Agent on-device inference: what the new generation of phone and laptop models actually do well

"On-device inference" went from "demo at WWDC" to "shipping to billions of devices" in 18 months. The 1–8B parameter model class is now real, not toy. What it can and cannot do shapes the agent stack of 2027.

The model class today

Roughly comparable performance:

Apple Intelligence — proprietary; runs on iPhone 15 Pro and later, M-series Macs.
Gemini Nano — Pixel 8 and supported Android.
Phi-3.5 / Phi-4 mini — open weights, runs anywhere.
Llama-3.2 1B/3B — open weights, mobile-friendly.

All in the 1–8B range, all targeting < 1.5 GB on-disk, all hitting 30–150 tokens/second on modern hardware.

What they are good at

Five categories:

Classification

Sentiment, intent, language ID, content category. Often parity with frontier models on common labels.

Extraction

Pull a phone number, date, address, name from text. High accuracy.

Light text generation

Summaries, rewrites, polishing. Quality is "good enough for inline use", not "publishable".

Translation between major language pairs

EN-ES, EN-FR, EN-DE — surprisingly close to dedicated translators.

Embedding generation

Local embeddings for retrieval. Slower than batch cloud embeddings but private.

What they are bad at

Five known weaknesses:

Multi-step reasoning — they fail past 2–3 steps reliably.
Long-form coherent generation — coherence breaks past ~500 tokens.
Code generation beyond snippets — usable for completion, not for whole functions.
Niche knowledge — small models cannot hold the long tail of facts.
Tool use — function-calling support exists but is unreliable.

Designing around these is the agent designer's job.

The router pattern

Most production agents use on-device for the easy 70% and route the hard 30% to a frontier model:

incoming user request
   ↓
on-device classifier: easy / medium / hard?
   ↓
easy: on-device end-to-end
medium: on-device draft, cloud verify
hard: cloud end-to-end

See model routing. The classifier itself runs on-device.

Latency and battery

On-device inference is fast in tokens/second, but every inference also wakes the GPU/NPU and burns battery.

Operation	Energy (relative)
Idle text input	1x
50-token on-device generation	5–10x
500-token on-device generation	50–100x
Send to cloud (cellular)	10–20x
Send to cloud (Wi-Fi)	2–5x

For short generations, on-device wins. For long ones, the energy cost can exceed cloud + radio. Profile in your specific app.

Privacy implications

Three guarantees on-device inference can offer:

No data leaves the device for the inference.
No vendor logs what you asked.
Compliance simplification — many GDPR considerations vanish for on-device-only flows.

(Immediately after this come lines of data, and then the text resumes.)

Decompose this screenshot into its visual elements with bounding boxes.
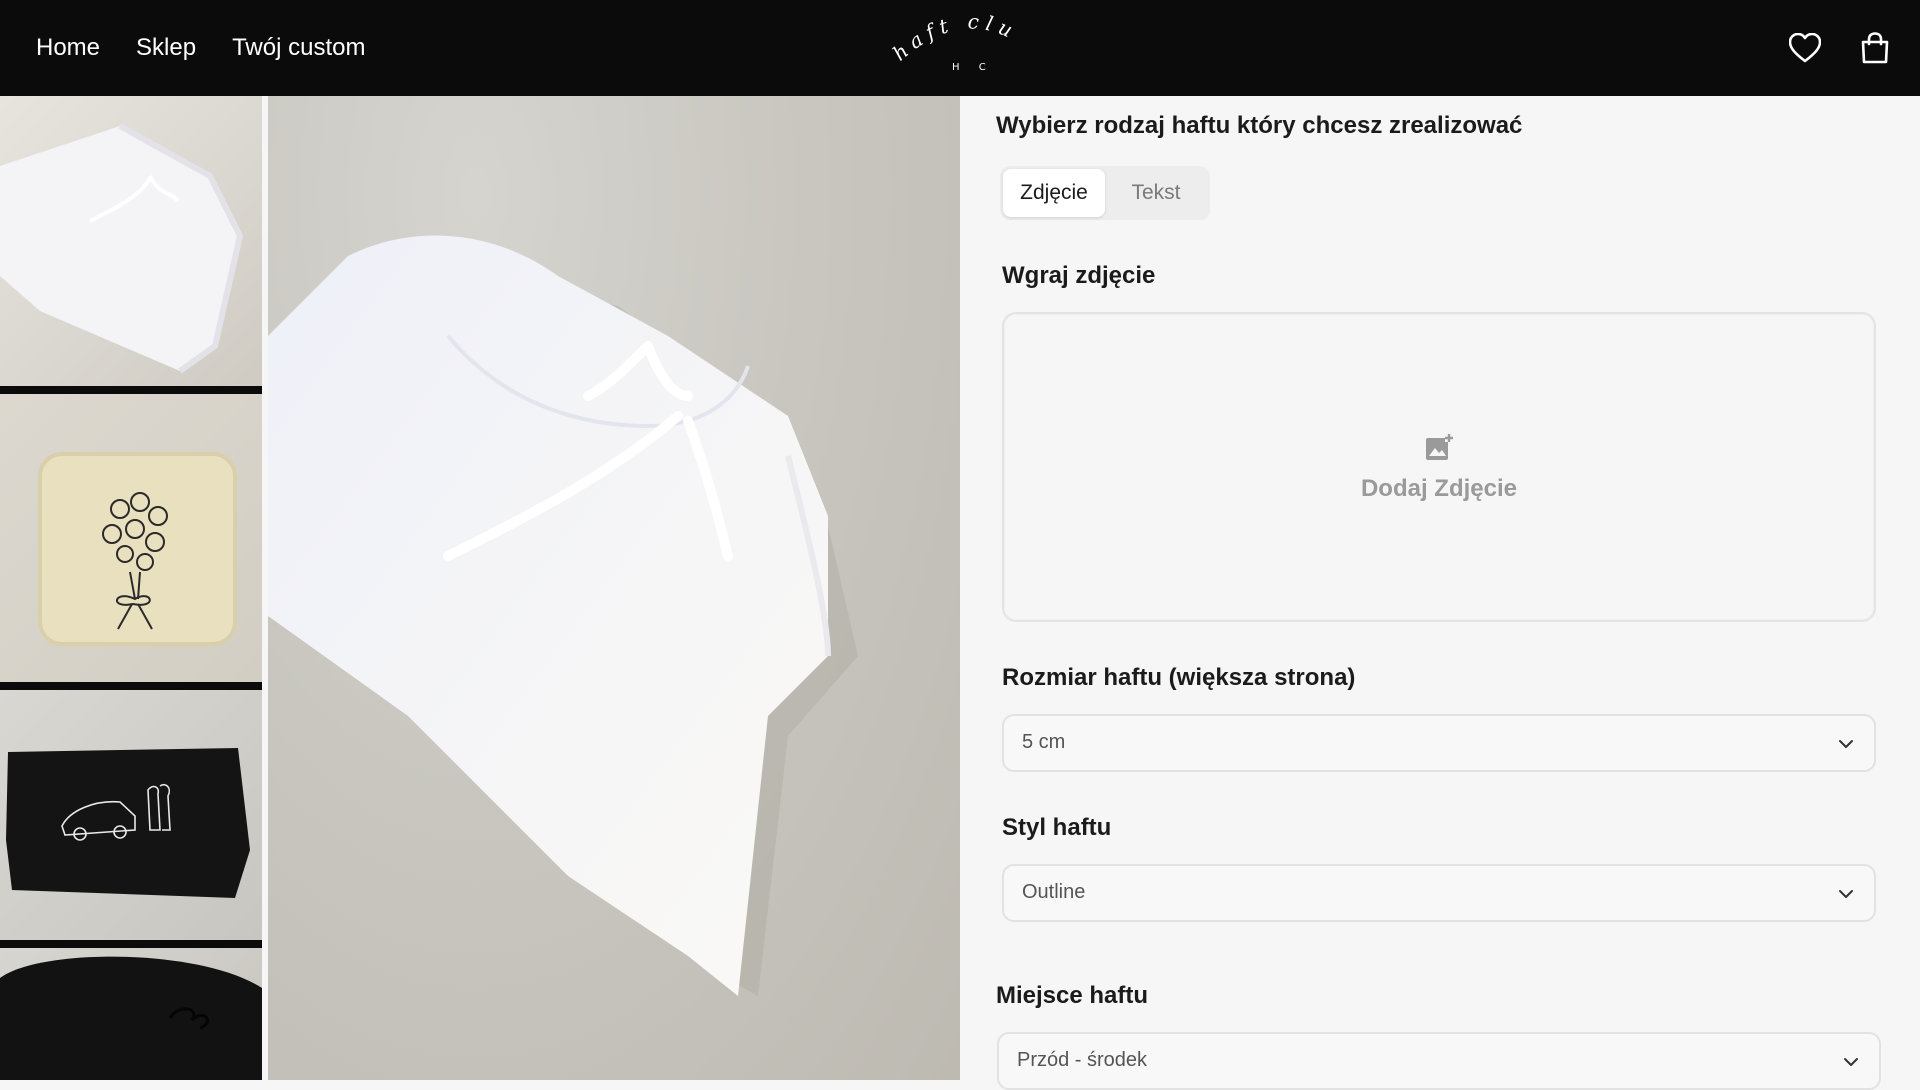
heart-icon[interactable] [1788, 31, 1822, 65]
top-navigation-bar: Home Sklep Twój custom haft club H C [0, 0, 1920, 96]
logo[interactable]: haft club H C [881, 0, 1030, 80]
nav-custom[interactable]: Twój custom [232, 34, 365, 62]
main-nav: Home Sklep Twój custom [36, 0, 365, 96]
placement-value: Przód - środek [1017, 1049, 1148, 1071]
logo-text: haft club [881, 0, 1016, 65]
customization-panel: Wybierz rodzaj haftu który chcesz zreali… [960, 96, 1920, 1090]
thumbnail-black-hoodie-car[interactable] [0, 690, 262, 940]
logo-mark: haft club H C [881, 0, 1022, 73]
tab-photo[interactable]: Zdjęcie [1003, 169, 1105, 217]
size-value: 5 cm [1022, 731, 1066, 753]
logo-initials: H C [952, 62, 994, 73]
size-label: Rozmiar haftu (większa strona) [1002, 664, 1356, 691]
embroidery-type-question: Wybierz rodzaj haftu który chcesz zreali… [996, 112, 1523, 139]
thumbnail-black-hoodie[interactable] [0, 948, 262, 1080]
style-select[interactable]: Outline [1002, 864, 1876, 922]
upload-content: Dodaj Zdjęcie [1004, 432, 1874, 503]
placement-label: Miejsce haftu [996, 982, 1149, 1009]
thumbnail-white-hoodie[interactable] [0, 96, 262, 386]
svg-text:haft club: haft club [890, 10, 1022, 65]
size-select[interactable]: 5 cm [1002, 714, 1876, 772]
main-product-image[interactable] [268, 96, 960, 1080]
thumbnail-beige-hoodie[interactable] [0, 394, 262, 682]
style-label: Styl haftu [1002, 814, 1112, 841]
chevron-down-icon [1839, 740, 1853, 748]
chevron-down-icon [1839, 890, 1853, 898]
hoodie-photo [268, 235, 858, 997]
photo-upload-area[interactable]: Dodaj Zdjęcie [1002, 312, 1876, 622]
chevron-down-icon [1844, 1058, 1858, 1066]
header-actions [1788, 0, 1892, 96]
tab-text[interactable]: Tekst [1111, 169, 1201, 217]
shopping-bag-icon[interactable] [1858, 31, 1892, 65]
nav-shop[interactable]: Sklep [136, 34, 196, 62]
gallery-thumbnails [0, 96, 262, 1080]
style-value: Outline [1022, 881, 1086, 903]
upload-label: Wgraj zdjęcie [1002, 262, 1156, 289]
nav-home[interactable]: Home [36, 34, 100, 62]
placement-select[interactable]: Przód - środek [997, 1032, 1881, 1090]
add-photo-button[interactable]: Dodaj Zdjęcie [1004, 475, 1874, 503]
add-photo-icon [1423, 432, 1455, 464]
embroidery-type-toggle: Zdjęcie Tekst [1000, 166, 1210, 220]
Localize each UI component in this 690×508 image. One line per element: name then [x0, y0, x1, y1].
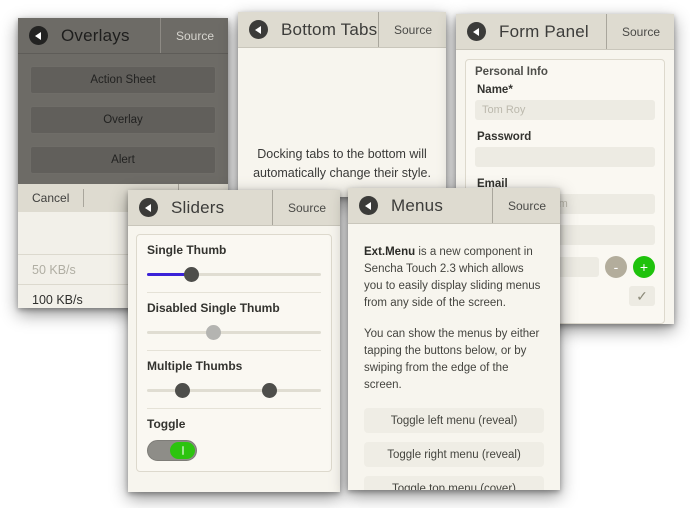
sliders-inner: Single Thumb Disabled Single Thumb Multi… — [128, 226, 340, 492]
menus-body: Ext.Menu is a new component in Sencha To… — [348, 224, 560, 490]
multiple-thumbs-label: Multiple Thumbs — [147, 359, 243, 373]
screenshot-stage: Overlays Source Action Sheet Overlay Ale… — [0, 0, 690, 508]
action-sheet-button[interactable]: Action Sheet — [30, 66, 216, 94]
page-title: Overlays — [61, 25, 130, 45]
slider-track — [147, 331, 321, 334]
toggle-left-menu-button[interactable]: Toggle left menu (reveal) — [364, 408, 544, 433]
name-field[interactable]: Tom Roy — [475, 100, 655, 120]
bottom-tabs-body: Docking tabs to the bottom will automati… — [238, 48, 446, 197]
menus-paragraph-two: You can show the menus by either tapping… — [364, 328, 540, 391]
slider-thumb[interactable] — [261, 383, 277, 398]
source-button[interactable]: Source — [159, 18, 228, 53]
back-arrow-icon[interactable] — [249, 20, 268, 39]
single-thumb-label: Single Thumb — [147, 243, 227, 257]
disabled-single-thumb-label: Disabled Single Thumb — [147, 301, 280, 315]
overlay-dim-layer: Action Sheet Overlay Alert — [18, 54, 228, 184]
back-arrow-icon[interactable] — [139, 198, 158, 217]
slider-thumb[interactable] — [174, 383, 190, 398]
fieldset-title: Personal Info — [475, 66, 548, 78]
sliders-fieldset: Single Thumb Disabled Single Thumb Multi… — [136, 234, 332, 472]
sliders-panel: Sliders Source Single Thumb Disabled Sin… — [128, 190, 340, 492]
back-arrow-icon[interactable] — [29, 26, 48, 45]
password-field[interactable] — [475, 147, 655, 167]
single-thumb-slider[interactable] — [147, 266, 321, 293]
toggle-switch[interactable] — [147, 440, 197, 461]
cancel-button[interactable]: Cancel — [18, 189, 85, 207]
form-panel-titlebar: Form Panel Source — [456, 14, 674, 50]
menus-paragraph-one: Ext.Menu is a new component in Sencha To… — [364, 244, 544, 312]
password-label: Password — [477, 131, 532, 143]
toggle-top-menu-button[interactable]: Toggle top menu (cover) — [364, 476, 544, 490]
disabled-single-thumb-slider — [147, 324, 321, 351]
page-title: Bottom Tabs — [281, 19, 378, 39]
toggle-wrap — [147, 440, 321, 461]
overlay-button[interactable]: Overlay — [30, 106, 216, 134]
bottom-tabs-content: Docking tabs to the bottom will automati… — [238, 48, 446, 197]
toggle-right-menu-button[interactable]: Toggle right menu (reveal) — [364, 442, 544, 467]
source-button[interactable]: Source — [605, 14, 674, 49]
sliders-titlebar: Sliders Source — [128, 190, 340, 226]
slider-thumb — [206, 325, 222, 340]
page-title: Form Panel — [499, 21, 589, 41]
page-title: Sliders — [171, 197, 225, 217]
alert-button[interactable]: Alert — [30, 146, 216, 174]
menus-button-group: Toggle left menu (reveal) Toggle right m… — [364, 408, 544, 490]
sliders-body: Single Thumb Disabled Single Thumb Multi… — [128, 226, 340, 492]
back-arrow-icon[interactable] — [467, 22, 486, 41]
page-title: Menus — [391, 195, 444, 215]
source-button[interactable]: Source — [491, 188, 560, 223]
multiple-thumbs-slider[interactable] — [147, 382, 321, 409]
slider-track — [147, 389, 321, 392]
bottom-tabs-titlebar: Bottom Tabs Source — [238, 12, 446, 48]
toggle-knob-icon — [182, 446, 184, 455]
ext-menu-term: Ext.Menu — [364, 246, 416, 258]
name-label: Name* — [477, 84, 513, 96]
slider-thumb[interactable] — [183, 267, 199, 282]
bottom-tabs-panel: Bottom Tabs Source Docking tabs to the b… — [238, 12, 446, 197]
menus-panel: Menus Source Ext.Menu is a new component… — [348, 188, 560, 490]
toggle-label: Toggle — [147, 417, 186, 431]
source-button[interactable]: Source — [271, 190, 340, 225]
overlays-titlebar: Overlays Source — [18, 18, 228, 54]
checkmark-icon[interactable]: ✓ — [629, 286, 655, 306]
source-button[interactable]: Source — [377, 12, 446, 47]
menus-titlebar: Menus Source — [348, 188, 560, 224]
spinner-decrement-button[interactable]: - — [605, 256, 627, 278]
menus-inner: Ext.Menu is a new component in Sencha To… — [348, 224, 560, 490]
back-arrow-icon[interactable] — [359, 196, 378, 215]
spinner-increment-button[interactable]: + — [633, 256, 655, 278]
bottom-tabs-message: Docking tabs to the bottom will automati… — [253, 147, 431, 180]
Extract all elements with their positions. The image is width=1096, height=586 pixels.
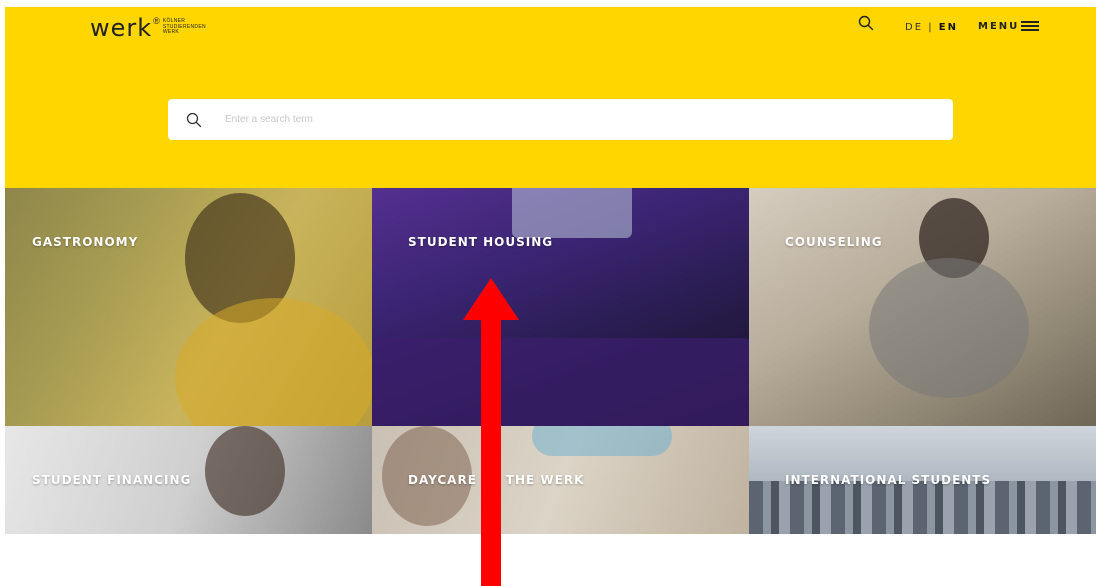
tile-international-students[interactable]: INTERNATIONAL STUDENTS bbox=[749, 426, 1096, 534]
annotation-arrow-icon bbox=[463, 278, 519, 586]
tile-label-student-housing: STUDENT HOUSING bbox=[408, 235, 554, 249]
tile-label-gastronomy: GASTRONOMY bbox=[32, 235, 139, 249]
logo[interactable]: werk ® KÖLNER STUDIERENDEN WERK bbox=[90, 16, 206, 40]
browser-viewport: werk ® KÖLNER STUDIERENDEN WERK DE | EN … bbox=[5, 7, 1096, 534]
skyline-photo-decoration bbox=[749, 481, 1096, 534]
shirt-photo-decoration bbox=[869, 258, 1029, 398]
search-icon bbox=[186, 112, 202, 127]
search-input[interactable] bbox=[223, 113, 827, 126]
logo-wordmark: werk bbox=[90, 14, 153, 42]
hamburger-icon bbox=[1021, 20, 1040, 32]
logo-subtitle: KÖLNER STUDIERENDEN WERK bbox=[162, 18, 206, 36]
header-hero: werk ® KÖLNER STUDIERENDEN WERK DE | EN … bbox=[5, 7, 1096, 188]
tile-daycare[interactable]: DAYCARE AT THE WERK bbox=[372, 426, 749, 534]
tile-label-counseling: COUNSELING bbox=[785, 235, 883, 249]
tile-student-financing[interactable]: STUDENT FINANCING bbox=[5, 426, 372, 534]
tile-student-housing[interactable]: STUDENT HOUSING bbox=[372, 188, 749, 426]
lang-en-link[interactable]: EN bbox=[939, 22, 958, 33]
logo-subtitle-line: WERK bbox=[162, 29, 180, 35]
tile-label-international-students: INTERNATIONAL STUDENTS bbox=[785, 473, 992, 487]
person-photo-decoration bbox=[205, 426, 285, 516]
lang-separator: | bbox=[928, 22, 934, 33]
menu-button[interactable]: MENU bbox=[978, 20, 1040, 32]
search-icon[interactable] bbox=[858, 15, 874, 31]
sofa-photo-decoration bbox=[372, 338, 749, 426]
search-bar bbox=[168, 99, 953, 140]
lang-de-link[interactable]: DE bbox=[905, 22, 923, 33]
menu-label: MENU bbox=[978, 20, 1020, 32]
logo-registered-mark: ® bbox=[153, 16, 160, 26]
toys-photo-decoration bbox=[532, 426, 672, 456]
language-switcher: DE | EN bbox=[905, 22, 958, 33]
sweater-photo-decoration bbox=[175, 298, 372, 426]
tile-counseling[interactable]: COUNSELING bbox=[749, 188, 1096, 426]
tile-gastronomy[interactable]: GASTRONOMY bbox=[5, 188, 372, 426]
tv-photo-decoration bbox=[512, 188, 632, 238]
tile-label-student-financing: STUDENT FINANCING bbox=[32, 473, 192, 487]
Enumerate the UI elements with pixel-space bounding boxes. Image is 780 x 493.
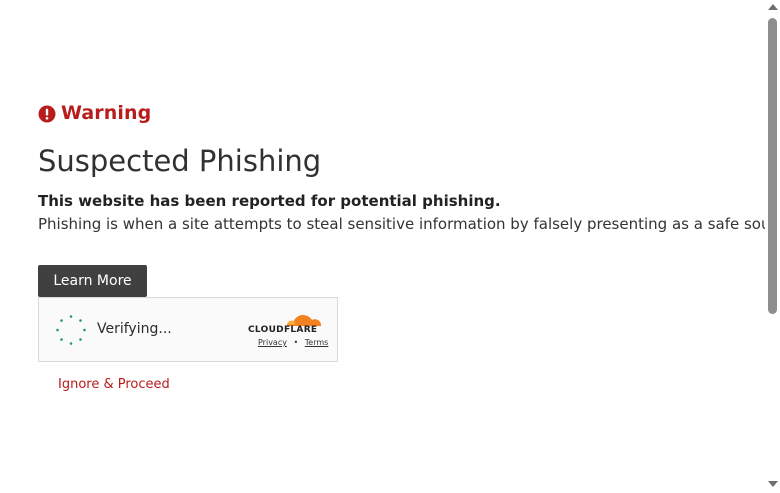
cloudflare-links: Privacy • Terms — [258, 338, 328, 347]
phishing-notice: This website has been reported for poten… — [38, 192, 501, 210]
scroll-up-arrow-icon[interactable] — [768, 4, 778, 10]
loading-spinner-icon — [56, 315, 86, 345]
scrollbar-thumb[interactable] — [768, 18, 777, 314]
warning-label: Warning — [61, 102, 152, 124]
page-title: Suspected Phishing — [38, 144, 322, 178]
scroll-down-arrow-icon[interactable] — [768, 481, 778, 487]
warning-content: Warning Suspected Phishing This website … — [38, 98, 780, 234]
cloudflare-wordmark: CLOUDFLARE — [248, 325, 318, 335]
verifying-status: Verifying... — [97, 321, 172, 337]
warning-header: Warning — [38, 98, 738, 128]
phishing-description: Phishing is when a site attempts to stea… — [38, 215, 780, 233]
exclamation-circle-icon — [38, 105, 56, 123]
cloudflare-turnstile-widget[interactable]: Verifying... CLOUDFLARE Privacy • Terms — [38, 297, 338, 362]
terms-link[interactable]: Terms — [305, 338, 329, 347]
ignore-and-proceed-link[interactable]: Ignore & Proceed — [58, 377, 170, 392]
phishing-warning-page: Warning Suspected Phishing This website … — [0, 0, 780, 493]
link-separator: • — [293, 338, 299, 347]
vertical-scrollbar[interactable] — [765, 0, 780, 493]
privacy-link[interactable]: Privacy — [258, 338, 287, 347]
learn-more-button[interactable]: Learn More — [38, 265, 147, 297]
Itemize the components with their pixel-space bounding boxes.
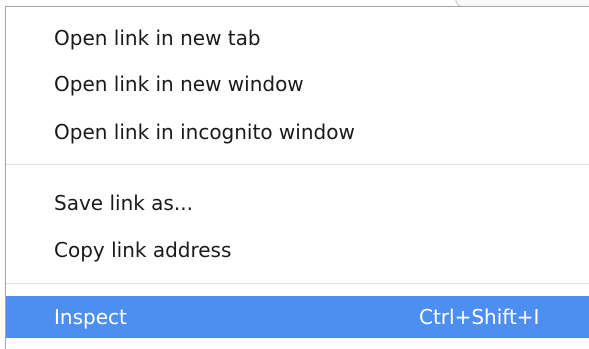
menu-item-inspect[interactable]: Inspect Ctrl+Shift+I	[6, 296, 589, 338]
menu-item-shortcut: Ctrl+Shift+I	[419, 305, 540, 329]
menu-separator	[6, 283, 589, 284]
menu-item-label: Copy link address	[54, 238, 232, 262]
menu-item-label: Open link in new tab	[54, 26, 261, 50]
menu-item-save-link-as[interactable]: Save link as...	[6, 182, 589, 224]
menu-separator	[6, 164, 589, 165]
menu-item-open-link-incognito[interactable]: Open link in incognito window	[6, 111, 589, 153]
screen: Open link in new tab Open link in new wi…	[0, 0, 589, 349]
menu-item-open-link-new-window[interactable]: Open link in new window	[6, 63, 589, 105]
menu-item-label: Open link in new window	[54, 72, 304, 96]
menu-item-label: Open link in incognito window	[54, 120, 355, 144]
menu-item-copy-link-address[interactable]: Copy link address	[6, 229, 589, 271]
menu-item-open-link-new-tab[interactable]: Open link in new tab	[6, 17, 589, 59]
menu-item-label: Inspect	[54, 305, 127, 329]
context-menu: Open link in new tab Open link in new wi…	[5, 6, 589, 349]
menu-item-label: Save link as...	[54, 191, 193, 215]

The catch: tool calls may still cross the network. Be precise about what stays local.

Memory layer for on-device agents

A small on-device store works:

SQLite + sqlite-vec for memory + retrieval.
A few hundred MB of context cached.
Cloud sync optional, encrypted, user-controlled.

See persistent memory architecture for the cloud-side analogue.

What to ship today

A pragmatic agent that uses on-device inference:

Classification and routing on-device, always.
Easy generation on-device.
Hard generation on cloud, with explicit "this requires connectivity" UX.
Memory primarily on-device with optional encrypted sync.

Three months of work for a mid-sized engineering team.

Common mistakes

Treating on-device as a single-model fallback — it is a tier with its own quality profile.
Ignoring battery — long generations destroy phones.
No cloud handoff — users hit limits with no escape.
Hardcoding model names — Apple, Google ship updates; abstract behind a router.

Where this is heading

Three trends by 2027: 10–20B on-device models on flagship phones, vendor-neutral on-device APIs (today they are Apple-specific and Google-specific), and on-device fine-tuning per user. Build the router pattern; the underlying model gets better, the architecture stays.